Barfing On My Keyboard
"Bleeding On My Keyboard" begins innocently enough with Laurell lamenting how difficult it's been for her to work on her latest manuscript. Fair enough, I've been there. I can get on board with feeling like your own writing is trying to straight up murder you. In fact, I would wager that pretty much every writer has felt that way now and again.

Laurell disagrees with me:
Some very successful writers don’t seem to feel that emotional connection to their work, or at least not to the degree I do. I used to envy them until I realized the price of that cool distance. They write like they feel with less depth, less of themselves on the page. It is a safer way to write, less frightening, less hurtful, less pain for the writer, but the writing shows that.

This is where it all starts to go a little wrong. As a writer, I resent the implication that unless "I’ve screamed at my computer, cursed other characters, fought and lost to them," I haven't managed to make a connection to my work. I love my job. I wouldn't love it if it constantly frightened and hurt me, and I don't think it needs to.

(More at the link, of course)


This has been brought up elsewhere, but not here, yet, so I'm relaying it for those of you who haven't seen it. I personally think Armintrout has made some good points, and I like to see when other professional authors calls LKH out on her shit. She likes to put up a wall of, "haters gonna hate" and just assume that all the people who don't fall at her feet and worship what she writes are just not intelligent enough or just don't get her, or whatever other excuse du jour she's using. I like seeing another professional, published author take issue with her words. To me it seems like she might be at least slightly more likely to take them seriously.
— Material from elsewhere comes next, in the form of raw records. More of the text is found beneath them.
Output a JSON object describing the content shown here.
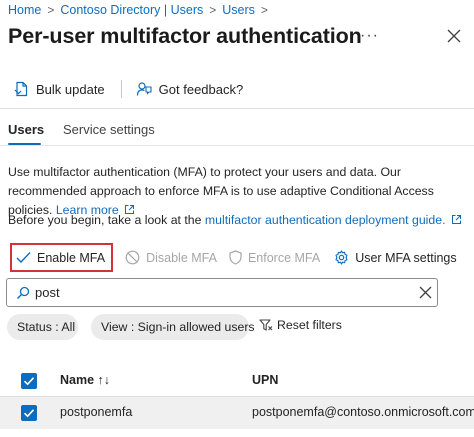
{
  "breadcrumb": [
    "Home",
    "Contoso Directory | Users",
    "Users"
  ],
  "page_title": "Per-user multifactor authentication",
  "more_label": "···",
  "toolbar": {
    "bulk_update": "Bulk update",
    "feedback": "Got feedback?"
  },
  "tabs": [
    {
      "label": "Users",
      "selected": true
    },
    {
      "label": "Service settings",
      "selected": false
    }
  ],
  "description": {
    "text": "Use multifactor authentication (MFA) to protect your users and data. Our recommended approach to enforce MFA is to use adaptive Conditional Access policies. ",
    "link": "Learn more"
  },
  "before_begin": {
    "text": "Before you begin, take a look at the ",
    "link": "multifactor authentication deployment guide."
  },
  "actions": {
    "enable": "Enable MFA",
    "disable": "Disable MFA",
    "enforce": "Enforce MFA",
    "settings": "User MFA settings"
  },
  "search": {
    "value": "post"
  },
  "filters": {
    "status": "Status : All",
    "view": "View : Sign-in allowed users",
    "reset": "Reset filters"
  },
  "table": {
    "columns": [
      "Name ↑↓",
      "UPN"
    ],
    "rows": [
      {
        "name": "postponemfa",
        "upn": "postponemfa@contoso.onmicrosoft.com",
        "selected": true
      }
    ],
    "all_selected": true
  },
  "colors": {
    "accent": "#0f6cbd",
    "highlight_border": "#d13438",
    "disabled_text": "#a6a6a6"
  }
}
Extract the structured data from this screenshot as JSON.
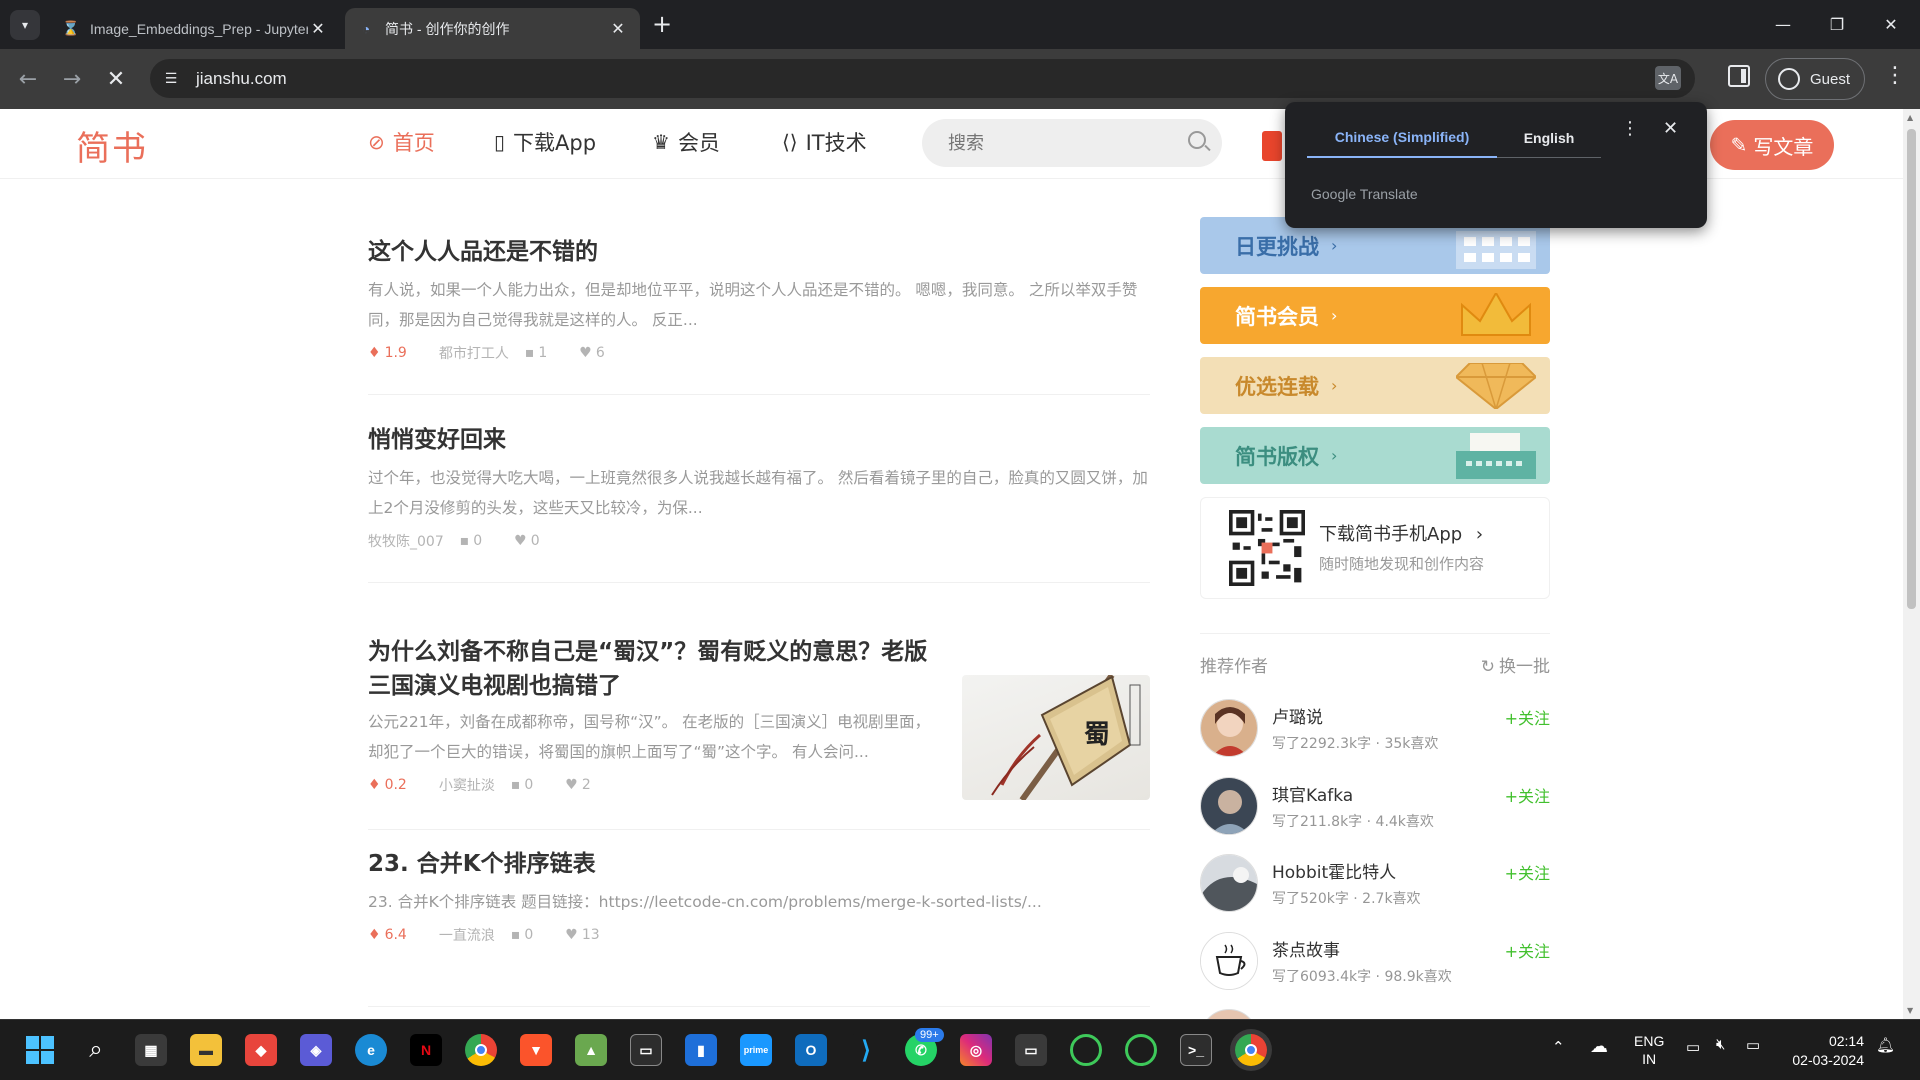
{
  "browser": {
    "tabs": [
      {
        "title": "Image_Embeddings_Prep - Jupyter",
        "icon": "hourglass-icon",
        "active": false
      },
      {
        "title": "简书 - 创作你的创作",
        "icon": "jianshu-icon",
        "active": true
      }
    ],
    "url": "jianshu.com",
    "profile_label": "Guest"
  },
  "translate_popup": {
    "source_lang": "Chinese (Simplified)",
    "target_lang": "English",
    "brand": "Google Translate"
  },
  "header": {
    "logo": "简书",
    "nav": [
      "首页",
      "下载App",
      "会员",
      "IT技术"
    ],
    "search_placeholder": "搜索",
    "write_label": "写文章"
  },
  "articles": [
    {
      "title": "这个人人品还是不错的",
      "abstract": "有人说，如果一个人能力出众，但是却地位平平，说明这个人人品还是不错的。 嗯嗯，我同意。 之所以举双手赞同，那是因为自己觉得我就是这样的人。 反正...",
      "diamond": "1.9",
      "author": "都市打工人",
      "comments": "1",
      "likes": "6"
    },
    {
      "title": "悄悄变好回来",
      "abstract": "过个年，也没觉得大吃大喝，一上班竟然很多人说我越长越有福了。 然后看着镜子里的自己，脸真的又圆又饼，加上2个月没修剪的头发，这些天又比较冷，为保...",
      "diamond": "",
      "author": "牧牧陈_007",
      "comments": "0",
      "likes": "0"
    },
    {
      "title": "为什么刘备不称自己是“蜀汉”？蜀有贬义的意思？老版三国演义电视剧也搞错了",
      "abstract": "公元221年，刘备在成都称帝，国号称“汉”。 在老版的［三国演义］电视剧里面，却犯了一个巨大的错误，将蜀国的旗帜上面写了“蜀”这个字。 有人会问...",
      "diamond": "0.2",
      "author": "小窦扯淡",
      "comments": "0",
      "likes": "2",
      "thumb_text": "蜀"
    },
    {
      "title": "23. 合并K个排序链表",
      "abstract": "23. 合并K个排序链表 题目链接：https://leetcode-cn.com/problems/merge-k-sorted-lists/...",
      "diamond": "6.4",
      "author": "一直流浪",
      "comments": "0",
      "likes": "13"
    }
  ],
  "sidebar": {
    "boards": [
      {
        "label": "日更挑战",
        "color": "#a9c8ea",
        "text_color": "#3a6ea8"
      },
      {
        "label": "简书会员",
        "color": "#f7a72f",
        "text_color": "#ffffff"
      },
      {
        "label": "优选连载",
        "color": "#f3dfb6",
        "text_color": "#c8892c"
      },
      {
        "label": "简书版权",
        "color": "#a9dbd0",
        "text_color": "#3c8e80"
      }
    ],
    "download": {
      "title": "下载简书手机App",
      "subtitle": "随时随地发现和创作内容"
    },
    "recommend_title": "推荐作者",
    "refresh_label": "换一批",
    "authors": [
      {
        "name": "卢璐说",
        "stat": "写了2292.3k字 · 35k喜欢",
        "follow": "+关注"
      },
      {
        "name": "琪官Kafka",
        "stat": "写了211.8k字 · 4.4k喜欢",
        "follow": "+关注"
      },
      {
        "name": "Hobbit霍比特人",
        "stat": "写了520k字 · 2.7k喜欢",
        "follow": "+关注"
      },
      {
        "name": "茶点故事",
        "stat": "写了6093.4k字 · 98.9k喜欢",
        "follow": "+关注"
      }
    ]
  },
  "taskbar": {
    "whatsapp_badge": "99+",
    "lang_line1": "ENG",
    "lang_line2": "IN",
    "time": "02:14",
    "date": "02-03-2024"
  }
}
Then again, she's not listened before, so maybe I'm wasting perfectly good hope.

Date: 2010-08-20 10:41 pm (UTC)
From: [identity profile] putana.livejournal.com
From her Amazon discussion reply -

I didn't write the blog out of professional jealousy or "cattiness". I would love to have the word "catty" removed from any discussion of female authors from now on. When Nicholas Sparks routinely slams the romance genre, no one calls him "catty". They call him "outspoken" and "opinionated". "Catty" is a word we use to describe women who aren't acting like sugar, spice, and everything nice, and it's bs.

Oh, I love <3

Date: 2010-08-20 10:43 pm (UTC)
From: [identity profile] tooimpurenangel.livejournal.com
I seriously want to buy a bunch of her books for that comment alone.